Seis
Desde el instante en que entraron en la suntuosa mansión de Victor en Star Island, a Zach le entraron ganas de cubrir a Ana con su chaqueta y volver a meterla en el coche. Cada par de ojos estaban fijos en ellos… y sabía que no lo estaban mirando precisamente a él. Los hombres la miraban descaradamente y las mujeres le lanzaban dardos invisibles. Tenían toda la razón del mundo para estar celosas.
—Ah, dos de mis personajes favoritos —Victor se acercó inmediatamente a saludarlos—. Me alegro de que hayáis venido. Tenemos bebida, comida, compañía… Todos los ingredientes para una fantástica velada.
Zach apoyó una mano en la cintura de Anna, en un gesto abiertamente posesivo. El motivo de que estuviera tan dispuesto a demostrar a los demás lo mucho que la deseaba era algo que se le escapaba.
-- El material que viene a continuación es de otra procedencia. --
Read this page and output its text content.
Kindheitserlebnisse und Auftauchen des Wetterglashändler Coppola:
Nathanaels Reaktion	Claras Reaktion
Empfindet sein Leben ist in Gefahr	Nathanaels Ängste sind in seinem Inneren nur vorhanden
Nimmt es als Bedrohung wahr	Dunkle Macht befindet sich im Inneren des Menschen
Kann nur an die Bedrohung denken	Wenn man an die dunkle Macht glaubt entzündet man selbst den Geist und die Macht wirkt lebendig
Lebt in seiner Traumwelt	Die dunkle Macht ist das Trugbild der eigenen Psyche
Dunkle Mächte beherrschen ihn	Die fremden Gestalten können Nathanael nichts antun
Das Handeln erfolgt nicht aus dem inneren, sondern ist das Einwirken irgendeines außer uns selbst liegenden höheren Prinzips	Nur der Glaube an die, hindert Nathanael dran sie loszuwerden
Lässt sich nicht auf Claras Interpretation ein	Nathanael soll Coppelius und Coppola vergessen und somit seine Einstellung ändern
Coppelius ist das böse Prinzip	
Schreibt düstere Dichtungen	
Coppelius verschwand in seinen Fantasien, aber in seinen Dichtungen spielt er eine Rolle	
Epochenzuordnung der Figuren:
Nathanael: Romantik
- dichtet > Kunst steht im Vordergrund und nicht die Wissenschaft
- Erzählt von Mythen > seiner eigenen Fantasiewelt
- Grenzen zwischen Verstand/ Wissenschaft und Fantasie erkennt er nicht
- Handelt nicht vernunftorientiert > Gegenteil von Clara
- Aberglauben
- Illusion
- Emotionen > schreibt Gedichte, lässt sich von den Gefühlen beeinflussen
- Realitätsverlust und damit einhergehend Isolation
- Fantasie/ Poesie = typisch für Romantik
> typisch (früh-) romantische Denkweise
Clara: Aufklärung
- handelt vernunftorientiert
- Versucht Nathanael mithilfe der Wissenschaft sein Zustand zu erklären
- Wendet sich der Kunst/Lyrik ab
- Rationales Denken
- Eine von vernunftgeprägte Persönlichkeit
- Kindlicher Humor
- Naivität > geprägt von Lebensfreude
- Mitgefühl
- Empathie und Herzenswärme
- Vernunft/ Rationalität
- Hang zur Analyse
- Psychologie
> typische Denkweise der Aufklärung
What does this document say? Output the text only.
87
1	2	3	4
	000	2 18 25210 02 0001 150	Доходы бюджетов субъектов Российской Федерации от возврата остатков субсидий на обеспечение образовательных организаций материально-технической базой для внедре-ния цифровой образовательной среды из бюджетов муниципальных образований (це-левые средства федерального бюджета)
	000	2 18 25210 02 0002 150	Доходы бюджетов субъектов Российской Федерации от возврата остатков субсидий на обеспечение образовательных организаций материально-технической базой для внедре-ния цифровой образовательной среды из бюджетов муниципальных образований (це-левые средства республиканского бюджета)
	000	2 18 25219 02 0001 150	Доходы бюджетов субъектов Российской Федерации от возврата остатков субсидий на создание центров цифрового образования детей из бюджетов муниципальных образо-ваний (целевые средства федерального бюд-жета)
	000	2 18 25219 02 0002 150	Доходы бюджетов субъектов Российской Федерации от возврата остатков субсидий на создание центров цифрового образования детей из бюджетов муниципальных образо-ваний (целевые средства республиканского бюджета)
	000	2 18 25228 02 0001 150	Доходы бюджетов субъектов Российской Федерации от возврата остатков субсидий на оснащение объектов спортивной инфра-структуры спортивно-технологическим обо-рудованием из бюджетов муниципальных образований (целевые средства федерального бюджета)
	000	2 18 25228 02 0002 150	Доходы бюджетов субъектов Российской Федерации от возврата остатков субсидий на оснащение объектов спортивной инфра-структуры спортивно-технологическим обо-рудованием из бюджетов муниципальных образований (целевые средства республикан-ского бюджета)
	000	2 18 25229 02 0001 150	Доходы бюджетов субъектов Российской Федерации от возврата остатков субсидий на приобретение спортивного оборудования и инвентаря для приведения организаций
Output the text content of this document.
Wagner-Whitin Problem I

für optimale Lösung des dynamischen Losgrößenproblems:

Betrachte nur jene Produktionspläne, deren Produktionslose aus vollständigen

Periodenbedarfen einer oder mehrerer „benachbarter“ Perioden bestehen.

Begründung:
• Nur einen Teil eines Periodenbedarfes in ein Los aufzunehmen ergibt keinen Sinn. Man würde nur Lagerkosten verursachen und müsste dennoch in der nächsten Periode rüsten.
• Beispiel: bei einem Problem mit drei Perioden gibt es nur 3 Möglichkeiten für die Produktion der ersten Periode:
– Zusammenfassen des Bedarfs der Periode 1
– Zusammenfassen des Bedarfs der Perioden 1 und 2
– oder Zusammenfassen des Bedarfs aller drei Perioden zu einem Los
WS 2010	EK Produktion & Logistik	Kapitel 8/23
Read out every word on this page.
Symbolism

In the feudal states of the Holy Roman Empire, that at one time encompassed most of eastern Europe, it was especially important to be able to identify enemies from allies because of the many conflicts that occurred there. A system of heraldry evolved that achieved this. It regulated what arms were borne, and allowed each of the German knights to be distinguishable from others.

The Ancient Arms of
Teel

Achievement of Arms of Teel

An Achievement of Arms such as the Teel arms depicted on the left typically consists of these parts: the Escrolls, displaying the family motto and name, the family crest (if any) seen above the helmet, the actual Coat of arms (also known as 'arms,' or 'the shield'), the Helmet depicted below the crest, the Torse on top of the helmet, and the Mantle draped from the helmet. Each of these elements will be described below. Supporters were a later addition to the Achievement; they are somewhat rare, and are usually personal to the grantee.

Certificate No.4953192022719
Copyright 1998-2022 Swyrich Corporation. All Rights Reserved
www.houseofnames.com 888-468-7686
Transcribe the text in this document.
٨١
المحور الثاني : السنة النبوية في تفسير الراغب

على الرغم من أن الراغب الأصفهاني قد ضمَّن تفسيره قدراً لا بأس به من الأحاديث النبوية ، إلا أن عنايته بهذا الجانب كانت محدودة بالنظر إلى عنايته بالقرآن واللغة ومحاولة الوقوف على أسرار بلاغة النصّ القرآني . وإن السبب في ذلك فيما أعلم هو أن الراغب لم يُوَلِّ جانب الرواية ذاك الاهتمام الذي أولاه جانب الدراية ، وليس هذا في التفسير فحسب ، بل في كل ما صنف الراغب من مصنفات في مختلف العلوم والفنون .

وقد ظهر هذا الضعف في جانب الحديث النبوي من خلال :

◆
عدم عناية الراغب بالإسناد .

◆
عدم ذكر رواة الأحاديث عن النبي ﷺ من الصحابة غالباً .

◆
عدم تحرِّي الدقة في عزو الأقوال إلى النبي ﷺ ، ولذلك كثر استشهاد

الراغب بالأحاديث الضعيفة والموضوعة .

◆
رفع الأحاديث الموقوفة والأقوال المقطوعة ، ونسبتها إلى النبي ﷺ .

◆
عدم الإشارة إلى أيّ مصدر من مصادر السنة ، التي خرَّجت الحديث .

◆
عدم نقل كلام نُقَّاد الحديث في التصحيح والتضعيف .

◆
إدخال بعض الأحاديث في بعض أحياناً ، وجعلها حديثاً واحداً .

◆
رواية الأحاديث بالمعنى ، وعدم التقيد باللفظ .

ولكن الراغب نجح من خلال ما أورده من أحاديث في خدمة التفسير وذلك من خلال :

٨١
—Temíamos que se nos hiciera tarde —afirmó, ganándose una mirada asesina de parte de Ana—. Y yo le dije que lo entenderías.
Victor soltó una carcajada.
—Absolutamente.
—Tienes una casa impresionante, Victor —Ana esbozó una dulce a sonrisa—. Gracias por la invitación.
El multimillonario le tomó la mano y se la llevó a los labios.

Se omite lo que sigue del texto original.